The emissions of SOx created by ship’s engines are commonly known to be harmful to both the environment and human health. In addition to creating acid rain, which damages crops and forests far inland from the ships are creating these harmful emissions, SOx contributes to the destruction of aquatic animals and the acidification of oceans, causing considerable damage to the marine environment.
“It is estimated that 400,000 premature deaths each year are caused by emission from ships. These emissions further account for 14 million cases of asthma per year.”

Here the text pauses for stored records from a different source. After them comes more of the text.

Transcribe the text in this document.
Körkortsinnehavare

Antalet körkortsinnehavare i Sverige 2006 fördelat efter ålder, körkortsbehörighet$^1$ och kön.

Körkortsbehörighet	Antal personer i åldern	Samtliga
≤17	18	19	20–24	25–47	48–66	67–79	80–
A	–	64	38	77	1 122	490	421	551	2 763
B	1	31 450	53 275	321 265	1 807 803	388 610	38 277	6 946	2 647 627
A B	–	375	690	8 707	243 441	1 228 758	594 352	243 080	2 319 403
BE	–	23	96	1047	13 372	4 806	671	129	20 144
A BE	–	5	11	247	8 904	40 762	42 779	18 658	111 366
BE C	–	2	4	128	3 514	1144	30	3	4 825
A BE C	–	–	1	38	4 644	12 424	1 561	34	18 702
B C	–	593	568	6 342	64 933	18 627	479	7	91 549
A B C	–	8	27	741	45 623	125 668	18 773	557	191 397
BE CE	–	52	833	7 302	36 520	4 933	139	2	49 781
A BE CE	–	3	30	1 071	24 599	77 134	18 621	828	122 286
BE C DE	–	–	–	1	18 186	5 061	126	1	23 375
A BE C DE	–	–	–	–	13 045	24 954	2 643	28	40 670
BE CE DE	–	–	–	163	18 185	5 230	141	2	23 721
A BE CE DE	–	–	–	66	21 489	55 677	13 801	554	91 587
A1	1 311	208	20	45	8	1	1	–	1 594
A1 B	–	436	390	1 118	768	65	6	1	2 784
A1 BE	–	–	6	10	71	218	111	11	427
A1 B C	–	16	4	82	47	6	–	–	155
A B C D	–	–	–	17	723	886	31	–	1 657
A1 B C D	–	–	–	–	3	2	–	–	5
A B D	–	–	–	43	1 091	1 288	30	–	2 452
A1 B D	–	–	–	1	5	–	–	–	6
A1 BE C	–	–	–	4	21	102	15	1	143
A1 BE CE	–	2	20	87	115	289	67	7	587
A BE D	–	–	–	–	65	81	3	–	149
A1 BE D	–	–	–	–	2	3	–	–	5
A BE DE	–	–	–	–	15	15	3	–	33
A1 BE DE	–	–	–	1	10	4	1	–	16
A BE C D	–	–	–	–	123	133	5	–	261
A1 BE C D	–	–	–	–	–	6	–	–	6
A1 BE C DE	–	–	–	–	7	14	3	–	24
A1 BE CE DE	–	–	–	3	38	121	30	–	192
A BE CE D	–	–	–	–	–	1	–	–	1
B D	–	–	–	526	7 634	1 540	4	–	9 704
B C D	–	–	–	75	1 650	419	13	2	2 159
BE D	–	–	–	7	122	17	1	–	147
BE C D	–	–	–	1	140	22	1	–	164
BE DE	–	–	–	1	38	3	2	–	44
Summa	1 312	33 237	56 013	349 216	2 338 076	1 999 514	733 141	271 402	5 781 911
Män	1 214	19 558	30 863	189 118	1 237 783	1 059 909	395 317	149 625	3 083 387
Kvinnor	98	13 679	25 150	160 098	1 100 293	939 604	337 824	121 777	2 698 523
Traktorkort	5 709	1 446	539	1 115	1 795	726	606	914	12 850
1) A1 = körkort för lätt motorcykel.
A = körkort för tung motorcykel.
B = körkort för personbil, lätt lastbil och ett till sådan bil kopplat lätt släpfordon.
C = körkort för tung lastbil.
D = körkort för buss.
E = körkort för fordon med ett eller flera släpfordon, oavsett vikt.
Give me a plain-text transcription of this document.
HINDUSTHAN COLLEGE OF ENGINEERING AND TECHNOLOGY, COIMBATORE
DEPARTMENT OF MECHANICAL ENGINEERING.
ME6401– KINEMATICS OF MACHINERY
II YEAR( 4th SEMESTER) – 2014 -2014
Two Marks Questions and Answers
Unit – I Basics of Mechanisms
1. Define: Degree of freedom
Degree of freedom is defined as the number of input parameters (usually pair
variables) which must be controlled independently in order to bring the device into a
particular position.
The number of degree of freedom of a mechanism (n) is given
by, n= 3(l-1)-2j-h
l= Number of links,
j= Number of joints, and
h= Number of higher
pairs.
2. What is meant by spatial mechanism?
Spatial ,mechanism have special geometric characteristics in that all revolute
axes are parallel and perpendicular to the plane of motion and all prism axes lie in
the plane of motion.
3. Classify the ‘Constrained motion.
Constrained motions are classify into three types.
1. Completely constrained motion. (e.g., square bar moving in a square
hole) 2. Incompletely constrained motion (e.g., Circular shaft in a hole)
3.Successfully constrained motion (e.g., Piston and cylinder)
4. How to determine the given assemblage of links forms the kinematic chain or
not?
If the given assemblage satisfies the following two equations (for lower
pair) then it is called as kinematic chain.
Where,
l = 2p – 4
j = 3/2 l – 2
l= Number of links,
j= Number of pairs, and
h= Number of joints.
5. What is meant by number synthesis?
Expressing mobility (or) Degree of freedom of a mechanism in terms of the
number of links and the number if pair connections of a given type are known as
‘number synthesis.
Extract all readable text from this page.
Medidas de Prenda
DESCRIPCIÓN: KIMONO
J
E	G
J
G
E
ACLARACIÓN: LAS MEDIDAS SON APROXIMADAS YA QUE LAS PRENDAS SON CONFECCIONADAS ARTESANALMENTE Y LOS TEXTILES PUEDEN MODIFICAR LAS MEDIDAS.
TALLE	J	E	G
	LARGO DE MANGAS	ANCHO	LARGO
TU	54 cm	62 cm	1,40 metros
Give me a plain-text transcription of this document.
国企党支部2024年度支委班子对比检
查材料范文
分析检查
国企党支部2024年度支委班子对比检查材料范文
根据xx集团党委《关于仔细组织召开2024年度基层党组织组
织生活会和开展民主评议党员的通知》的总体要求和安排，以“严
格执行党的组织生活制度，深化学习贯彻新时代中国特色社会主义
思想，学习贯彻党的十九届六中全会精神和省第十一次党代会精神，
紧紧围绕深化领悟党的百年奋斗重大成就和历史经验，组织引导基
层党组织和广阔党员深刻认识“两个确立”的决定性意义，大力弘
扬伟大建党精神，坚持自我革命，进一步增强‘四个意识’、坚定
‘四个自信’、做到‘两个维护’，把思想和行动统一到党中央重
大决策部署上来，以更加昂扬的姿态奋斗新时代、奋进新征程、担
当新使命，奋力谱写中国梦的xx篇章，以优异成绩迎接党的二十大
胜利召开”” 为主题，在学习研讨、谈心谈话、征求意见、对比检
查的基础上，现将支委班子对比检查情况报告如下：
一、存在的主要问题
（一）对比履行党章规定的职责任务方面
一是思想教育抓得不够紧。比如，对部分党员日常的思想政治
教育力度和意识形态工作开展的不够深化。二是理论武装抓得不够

In addition to causing damage to the natural environment, SOx emitted by ships is known to be harmful to human health. According to a report from Nature, it is estimated that 400,000 premature deaths each year are caused by emissions from ships. These emissions further account for 14 million cases of asthma per year.
“The reason the health impact of these fuels is not a front-page scandal is simply that those impacted tend to be people living along developing country coastlines and ports in Asia, rather than people in western capitals,”
says one shipping consultant.
The EPA’s goal is to ensure that the entire shipping industry lives up to the spirit of the new sulphur regulations and is working to prevent companies from cheating these regulations by simply dumping their pollution into the world’s oceans rather than the atmosphere.